I remember being on a retreat in college when the leader told us to find a spot and take an hour for quiet reflection – pray, read and listen. I remember taking my bible upstairs and sprawling out on the floor in the hallway. I was ready for God. I closed my eyes to pray, and it was like I lost all knowledge of the English language. I did not know what to pray about, and you know what I heard….silence. DEAFENING-SILENCE. I looked around at others who seemed to be so in tuned and plugged in at that very moment, and all I could hear were the crickets outside. And it wasn’t one of those normal quiet times we experience on a daily basis. I’m talking about it being so quiet that I felt that my hearing heightened in an effort to hear anything at all. I was experiencing hearing that of Spiderman. But still nothing….
Prayer continues to be a struggle for me. Quieting my mind enough to truly invite God in can be difficult. I feel that when praying, I can find myself too focused on getting it right, that I don’t give myself enough time to listen. Like, truly listen. I find myself not knowing what to say or feeling selfish when my prayers have a lot to do with just me. And don’t even get me started on praying out loud! That is an entirely different struggle for me. Let’s just put it this way…When I think about having to pray out loud in front of people, I am overcome with the feeling that I am going to vomit from nerves!
However, I’ve slowly come to the realization that my conversations with God do not need to consist of scripted prayers that are well crafted and articulated with the utmost theological precision. They should be honest, raw and from the heart. After all, there is no one more capable of handling our raw and disorganized feelings than our Creator. “Rather, we can engage with God by bringing to Him the things that we actually feel. And we can do so with whatever words come to us in the moment,” (Relevant Magazine). Keeping that in mind, prayer doesn’t seem like such a daunting thing.

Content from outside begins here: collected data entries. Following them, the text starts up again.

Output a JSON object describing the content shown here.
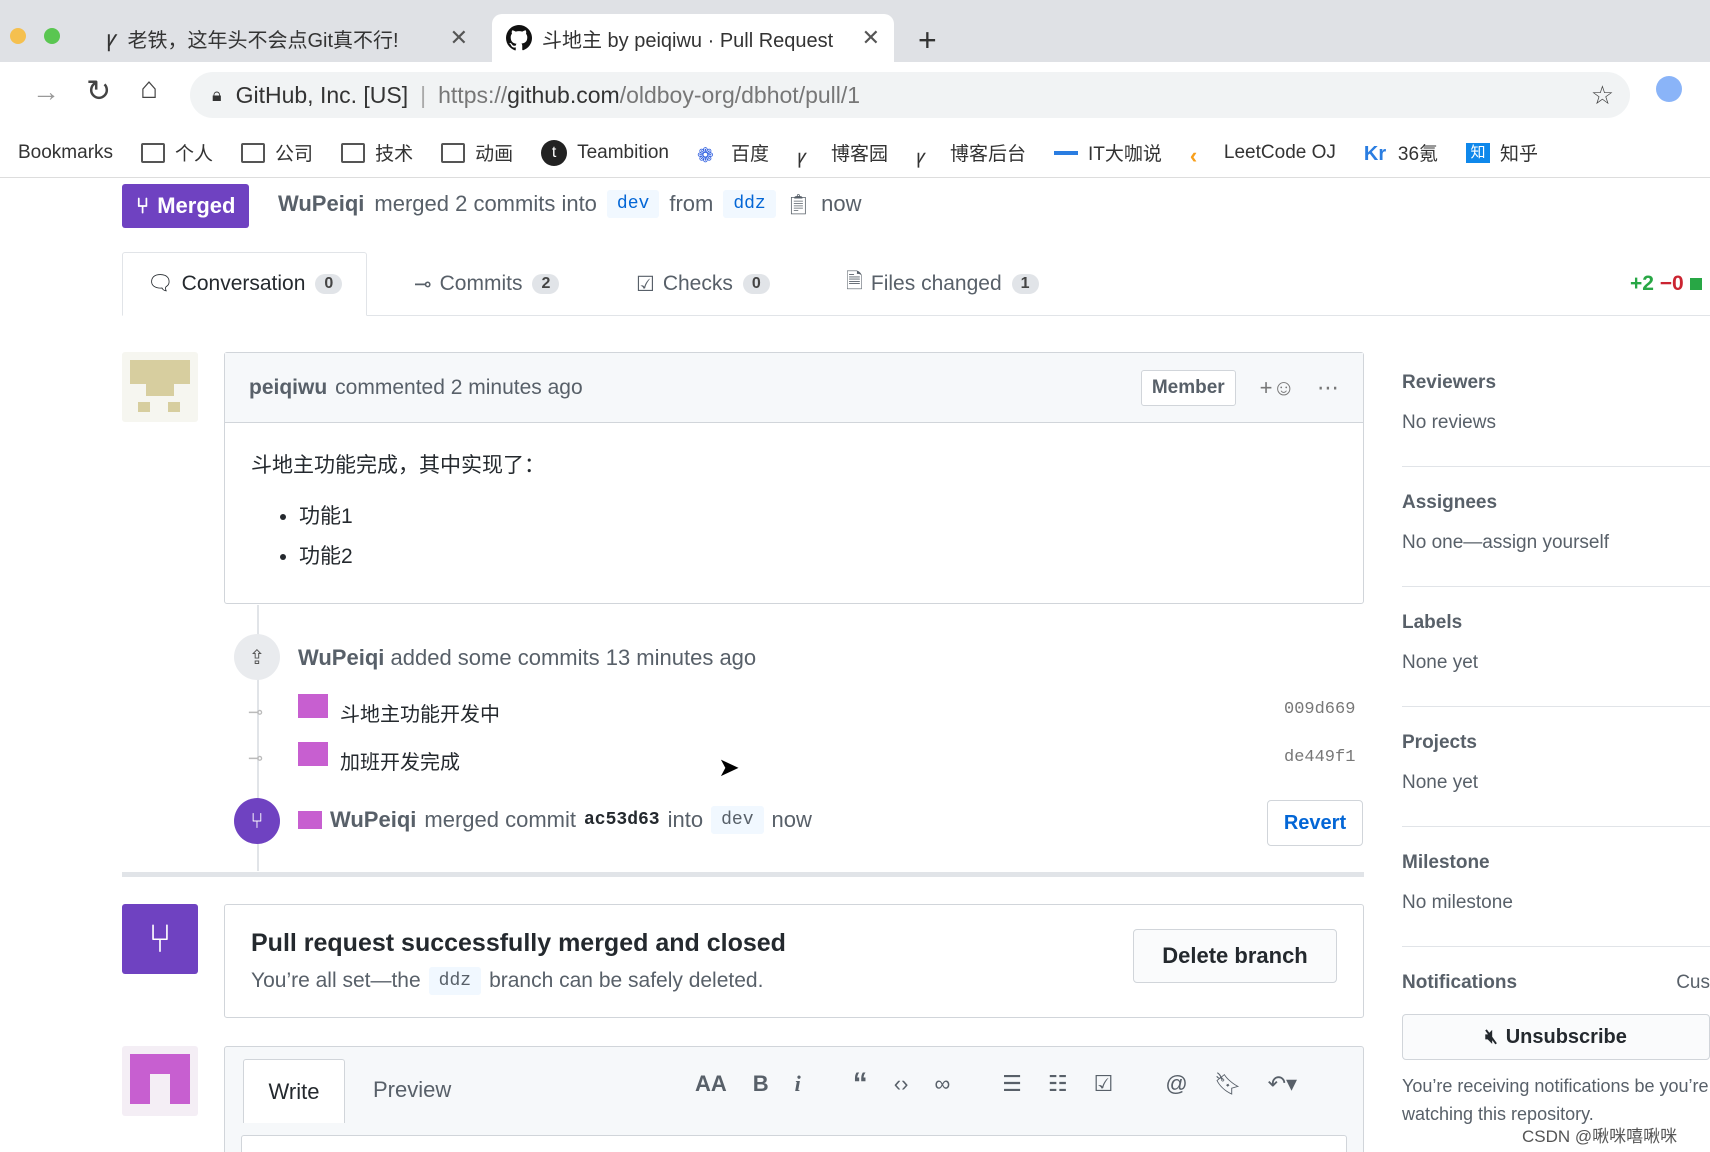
{
  "browser": {
    "tabs": [
      {
        "label": "老铁，这年头不会点Git真不行!"
      },
      {
        "label": "斗地主 by peiqiwu · Pull Request"
      }
    ],
    "url": {
      "site": "GitHub, Inc. [US]",
      "scheme": "https://",
      "domain": "github.com",
      "path": "/oldboy-org/dbhot/pull/1"
    },
    "bookmarks": [
      "Bookmarks",
      "个人",
      "公司",
      "技术",
      "动画",
      "Teambition",
      "百度",
      "博客园",
      "博客后台",
      "IT大咖说",
      "LeetCode OJ",
      "36氪",
      "知乎"
    ]
  },
  "pr": {
    "state": "Merged",
    "author": "WuPeiqi",
    "merged_text": "merged 2 commits into",
    "base": "dev",
    "from_word": "from",
    "head": "ddz",
    "time": "now",
    "diffstat_add": "+2",
    "diffstat_del": "−0"
  },
  "tabs": [
    {
      "label": "Conversation",
      "count": "0"
    },
    {
      "label": "Commits",
      "count": "2"
    },
    {
      "label": "Checks",
      "count": "0"
    },
    {
      "label": "Files changed",
      "count": "1"
    }
  ],
  "comment": {
    "author": "peiqiwu",
    "action": "commented 2 minutes ago",
    "badge": "Member",
    "reaction": "+",
    "body": "斗地主功能完成，其中实现了：",
    "items": [
      "功能1",
      "功能2"
    ]
  },
  "timeline": {
    "added": {
      "author": "WuPeiqi",
      "text": "added some commits 13 minutes ago"
    },
    "commits": [
      {
        "message": "斗地主功能开发中",
        "sha": "009d669"
      },
      {
        "message": "加班开发完成",
        "sha": "de449f1"
      }
    ],
    "merge": {
      "author": "WuPeiqi",
      "text": "merged commit",
      "sha": "ac53d63",
      "into": "into",
      "branch": "dev",
      "time": "now",
      "revert": "Revert"
    }
  },
  "merged_box": {
    "title": "Pull request successfully merged and closed",
    "text_before": "You’re all set—the",
    "branch": "ddz",
    "text_after": "branch can be safely deleted.",
    "delete_button": "Delete branch"
  },
  "editor": {
    "write": "Write",
    "preview": "Preview"
  },
  "sidebar": {
    "sections": [
      {
        "title": "Reviewers",
        "value": "No reviews"
      },
      {
        "title": "Assignees",
        "value": "No one—assign yourself"
      },
      {
        "title": "Labels",
        "value": "None yet"
      },
      {
        "title": "Projects",
        "value": "None yet"
      },
      {
        "title": "Milestone",
        "value": "No milestone"
      }
    ],
    "notifications": {
      "title": "Notifications",
      "customize": "Cus",
      "button": "Unsubscribe",
      "text": "You’re receiving notifications be you’re watching this repository."
    }
  },
  "watermark": "CSDN @啾咪嘻啾咪",
  "colors": {
    "merged": "#6f42c1",
    "link": "#0366d6",
    "add": "#28a745",
    "del": "#cb2431"
  }
}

Prayer is a conversation, rather than a time where I need to plead my case. And if I miss something or find myself distracted, I rest in the fact that God knows what’s in my heart, even if I can’t exactly put it into words.
To end with, very recently, I’ve been trying to focus on and make time for the discipline of prayer. In an effort to set the tone for the day ahead, I have been trying to start and end my days with prayer. When I say that, I don’t mean that my alarm goes off, and I immediately slip down to my knees for the next 30 minutes. Some days, it’s as simple as sitting up and saying, “Praise to You. Thank You for this day. Use me today.”